Ministers in the 39 participating
churches will devote part of their services to educating their congregations and
to calling upon parishioners to volunteer in helping offenders reconnect with
their families, communities and places of
worship.
That these returning offenders "are
sons and daughters of the neighborhood," Mr. Ormond said is a point the
ministers will emphasize.
Next month, mentors
will be trained to work with their charges, as well as provide spiritual support
and guidance.
That's no easy task. The biggest
hurdles returning offenders face are securing a job and securing affordable
housing. Overcoming drug addiction, childhood abandonment and abuse and low
literacy rates are other obstacles.
St. Luke's,
in the 6th Police District, is an ideal location for such a faith-based program
because "it is surrounded by drug activity," said Condrey, who returned from a
Pennsylvania prison in November and is staying in Hope Village, a nearby halfway
house.
"If you've been out of the work force
for years and you come to the church, they can direct you," Condrey said. "When
employers know you've been dealing with church and programs in the church, they
are more likely to hire you."
CSOSA was formed
in 1997 from pretrial, parole and probation entities and now keeps track of
returning offenders. It operates halfway houses, but former inmates can stay
only six months.

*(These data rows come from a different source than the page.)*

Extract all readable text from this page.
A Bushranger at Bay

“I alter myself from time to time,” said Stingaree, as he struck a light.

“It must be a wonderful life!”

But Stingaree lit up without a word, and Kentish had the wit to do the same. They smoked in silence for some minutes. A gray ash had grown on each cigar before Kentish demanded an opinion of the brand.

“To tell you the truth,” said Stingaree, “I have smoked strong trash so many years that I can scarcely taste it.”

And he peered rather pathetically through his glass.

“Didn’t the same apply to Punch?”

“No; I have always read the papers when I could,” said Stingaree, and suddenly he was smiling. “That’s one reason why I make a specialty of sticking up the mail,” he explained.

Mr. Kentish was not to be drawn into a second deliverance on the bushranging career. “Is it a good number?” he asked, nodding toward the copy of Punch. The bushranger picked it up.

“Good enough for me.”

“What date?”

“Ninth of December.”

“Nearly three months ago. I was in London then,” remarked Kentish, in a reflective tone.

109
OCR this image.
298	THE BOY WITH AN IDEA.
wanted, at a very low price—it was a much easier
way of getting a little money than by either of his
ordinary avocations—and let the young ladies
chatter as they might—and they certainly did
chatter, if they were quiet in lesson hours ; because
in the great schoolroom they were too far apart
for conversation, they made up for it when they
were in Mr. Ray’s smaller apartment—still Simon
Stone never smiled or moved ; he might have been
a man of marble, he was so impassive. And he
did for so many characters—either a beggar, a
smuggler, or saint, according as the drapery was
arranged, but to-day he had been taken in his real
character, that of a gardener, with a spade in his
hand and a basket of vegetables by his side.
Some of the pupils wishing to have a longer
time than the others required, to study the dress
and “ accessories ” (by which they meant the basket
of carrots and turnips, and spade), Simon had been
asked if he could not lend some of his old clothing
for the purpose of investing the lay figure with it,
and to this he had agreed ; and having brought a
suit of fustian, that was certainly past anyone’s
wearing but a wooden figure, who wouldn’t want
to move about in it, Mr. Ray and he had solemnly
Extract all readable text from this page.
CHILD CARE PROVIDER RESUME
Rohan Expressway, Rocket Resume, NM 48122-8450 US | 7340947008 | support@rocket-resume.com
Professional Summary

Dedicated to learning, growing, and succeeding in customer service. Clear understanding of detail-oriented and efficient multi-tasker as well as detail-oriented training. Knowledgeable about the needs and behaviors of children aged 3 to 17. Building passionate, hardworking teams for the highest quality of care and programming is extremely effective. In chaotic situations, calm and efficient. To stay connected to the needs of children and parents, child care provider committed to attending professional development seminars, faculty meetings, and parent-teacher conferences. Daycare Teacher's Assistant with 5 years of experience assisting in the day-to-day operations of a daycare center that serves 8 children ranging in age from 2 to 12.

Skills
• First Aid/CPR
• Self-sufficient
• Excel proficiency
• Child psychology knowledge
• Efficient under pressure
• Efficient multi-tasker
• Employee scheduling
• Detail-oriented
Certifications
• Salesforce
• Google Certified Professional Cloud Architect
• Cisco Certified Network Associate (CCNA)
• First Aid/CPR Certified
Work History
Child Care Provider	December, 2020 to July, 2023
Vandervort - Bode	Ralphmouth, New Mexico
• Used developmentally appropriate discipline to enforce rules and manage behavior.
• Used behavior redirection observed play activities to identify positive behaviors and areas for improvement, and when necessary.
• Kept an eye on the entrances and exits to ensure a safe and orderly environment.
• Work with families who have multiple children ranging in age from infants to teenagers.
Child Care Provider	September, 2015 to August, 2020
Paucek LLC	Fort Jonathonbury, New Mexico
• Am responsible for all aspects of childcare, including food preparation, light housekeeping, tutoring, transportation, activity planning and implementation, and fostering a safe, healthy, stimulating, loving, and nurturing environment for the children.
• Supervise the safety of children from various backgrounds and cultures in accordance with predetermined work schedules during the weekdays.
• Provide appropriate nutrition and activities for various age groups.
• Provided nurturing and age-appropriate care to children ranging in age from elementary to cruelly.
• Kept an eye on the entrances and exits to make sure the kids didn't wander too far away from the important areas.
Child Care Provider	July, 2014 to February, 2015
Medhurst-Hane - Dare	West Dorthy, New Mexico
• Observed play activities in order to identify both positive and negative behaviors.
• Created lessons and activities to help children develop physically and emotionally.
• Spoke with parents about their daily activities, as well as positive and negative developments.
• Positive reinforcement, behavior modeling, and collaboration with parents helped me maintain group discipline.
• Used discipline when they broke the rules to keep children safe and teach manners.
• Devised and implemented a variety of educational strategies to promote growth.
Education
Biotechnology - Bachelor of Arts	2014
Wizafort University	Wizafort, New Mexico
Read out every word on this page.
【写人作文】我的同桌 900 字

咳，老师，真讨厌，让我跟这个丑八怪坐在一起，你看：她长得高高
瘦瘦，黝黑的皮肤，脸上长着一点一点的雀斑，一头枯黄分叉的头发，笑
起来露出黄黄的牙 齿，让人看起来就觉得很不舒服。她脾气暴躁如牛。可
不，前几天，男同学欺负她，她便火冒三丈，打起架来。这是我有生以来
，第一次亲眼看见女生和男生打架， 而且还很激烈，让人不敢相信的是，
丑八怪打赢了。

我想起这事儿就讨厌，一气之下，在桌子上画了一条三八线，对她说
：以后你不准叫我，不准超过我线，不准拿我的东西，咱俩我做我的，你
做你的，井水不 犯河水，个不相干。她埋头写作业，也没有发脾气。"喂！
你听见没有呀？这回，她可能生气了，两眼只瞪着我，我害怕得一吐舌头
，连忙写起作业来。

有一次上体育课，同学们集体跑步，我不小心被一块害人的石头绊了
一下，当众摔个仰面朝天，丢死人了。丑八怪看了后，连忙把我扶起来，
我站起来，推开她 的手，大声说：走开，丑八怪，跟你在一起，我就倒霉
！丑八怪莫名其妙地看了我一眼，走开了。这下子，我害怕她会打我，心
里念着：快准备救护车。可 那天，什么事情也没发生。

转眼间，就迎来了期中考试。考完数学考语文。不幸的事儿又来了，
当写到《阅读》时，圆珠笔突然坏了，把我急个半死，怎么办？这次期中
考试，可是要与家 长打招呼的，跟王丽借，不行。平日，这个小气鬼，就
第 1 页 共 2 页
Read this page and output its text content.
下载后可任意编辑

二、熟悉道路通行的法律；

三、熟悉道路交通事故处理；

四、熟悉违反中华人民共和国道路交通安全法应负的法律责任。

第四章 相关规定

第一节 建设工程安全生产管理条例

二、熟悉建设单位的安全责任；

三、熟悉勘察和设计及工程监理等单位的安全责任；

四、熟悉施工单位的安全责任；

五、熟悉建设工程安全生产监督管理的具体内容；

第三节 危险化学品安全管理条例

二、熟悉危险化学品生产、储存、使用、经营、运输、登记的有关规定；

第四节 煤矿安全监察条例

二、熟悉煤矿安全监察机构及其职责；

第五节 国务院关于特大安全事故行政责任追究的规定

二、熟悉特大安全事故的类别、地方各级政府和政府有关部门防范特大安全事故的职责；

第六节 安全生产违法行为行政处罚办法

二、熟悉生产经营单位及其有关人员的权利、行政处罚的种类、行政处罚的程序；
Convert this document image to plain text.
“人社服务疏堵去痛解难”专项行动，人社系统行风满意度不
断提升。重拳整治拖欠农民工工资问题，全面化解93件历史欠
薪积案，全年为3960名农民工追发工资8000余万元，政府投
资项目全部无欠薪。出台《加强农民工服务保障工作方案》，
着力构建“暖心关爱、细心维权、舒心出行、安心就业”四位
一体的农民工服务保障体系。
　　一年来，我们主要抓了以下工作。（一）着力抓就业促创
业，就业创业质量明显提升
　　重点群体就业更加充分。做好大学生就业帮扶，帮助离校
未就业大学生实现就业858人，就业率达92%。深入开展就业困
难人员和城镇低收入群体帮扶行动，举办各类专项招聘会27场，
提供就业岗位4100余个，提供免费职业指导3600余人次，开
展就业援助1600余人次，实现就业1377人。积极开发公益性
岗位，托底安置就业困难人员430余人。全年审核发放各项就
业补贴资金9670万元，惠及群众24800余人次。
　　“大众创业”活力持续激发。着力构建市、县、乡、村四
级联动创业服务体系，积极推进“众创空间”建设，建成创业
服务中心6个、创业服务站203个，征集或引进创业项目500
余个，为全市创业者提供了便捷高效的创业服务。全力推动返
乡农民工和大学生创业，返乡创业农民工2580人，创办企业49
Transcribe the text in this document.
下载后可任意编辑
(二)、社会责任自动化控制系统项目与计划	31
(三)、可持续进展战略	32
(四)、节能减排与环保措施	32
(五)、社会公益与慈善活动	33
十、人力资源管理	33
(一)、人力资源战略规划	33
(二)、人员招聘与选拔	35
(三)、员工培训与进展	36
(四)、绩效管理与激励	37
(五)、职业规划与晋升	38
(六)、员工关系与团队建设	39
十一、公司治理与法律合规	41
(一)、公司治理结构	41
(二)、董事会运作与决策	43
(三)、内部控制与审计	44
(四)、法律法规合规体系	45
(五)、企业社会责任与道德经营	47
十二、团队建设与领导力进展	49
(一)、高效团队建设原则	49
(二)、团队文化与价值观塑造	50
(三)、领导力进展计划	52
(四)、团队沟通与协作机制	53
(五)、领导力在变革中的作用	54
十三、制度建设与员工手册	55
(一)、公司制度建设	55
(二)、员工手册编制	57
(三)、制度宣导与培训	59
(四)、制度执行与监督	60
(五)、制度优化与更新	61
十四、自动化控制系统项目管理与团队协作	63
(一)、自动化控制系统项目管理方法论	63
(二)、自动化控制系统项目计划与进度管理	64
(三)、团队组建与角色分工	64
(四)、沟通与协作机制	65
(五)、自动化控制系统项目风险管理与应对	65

Then they're out on their own.
The District has about 16,000 inmates and
roughly 2,500 a year will be released and many will return to their old
neighborhoods. The average length of supervision is three years. The national
rate of recidivism in 62 percent.
Do the math.
It's not a pretty picture. A majority of D.C. parolees are re-arrested within
eight months of release, according to CSOSA
statistics.
In the District, a church,
synagogue or mosque sits on nearly every corner. But the Rev. Donald Isaac, a
leading minister in the Re-entry Sunday project, said, "Our churches have gotten
comfortable behind their walls but the church has critical role to play" to meet
the needs of ex-offenders "spiritually, emotionally and
physically."
"Everybody wants a better way of
living regardless of age and [the church-based program] keeps hope alive. You
can still believe in the system if you do the right thing," said Scott. "I'm
participating in the process."
The first floor
of St. Luke's houses CSOSA's Learning Lab. Here, coordinator Phil Whatley helps
Condrey with computer training while he sets up a program that prompts Barnes to
prepare a resume.
"If I wasn't [in the
program], there's no telling what I'd be doing," said Barnes. He submitted job
applications to no avail, so he is "going to try this way
now."
Drumming up support or compassion for
returning ex-offenders is a hard sell. So let's go where everybody can relate:
self-preservation.
If maintaining our personal
safety and peace of mind are of any concern, then we might want to get involved
in some way to help these folks with few skills and little hope make the tough
transition into mainstream society.
Fannie Mae
and the Urban Institute have formed a collaboration with CSOSA to develop
affordable housing for ex-offenders. Clark Construction has pledged jobs for
qualified ex-offenders. Many need vocational training that could lead to
establishing a small company since it's hard for them to get hired competing for
entry-level positions with college
graduates.
As we've witnessed in recent months,
it's not a great leap to tie the rise in crime rates across the country to the
recession and joblessness.
It's no great
secret, as Scott points out, that people who come to believe that they have no
option but criminal activity to survive will eventually do what they think they
have to do. That's the cold, hard truth.
Faith
and prayer go a long way, but "faith without works" misses the mark.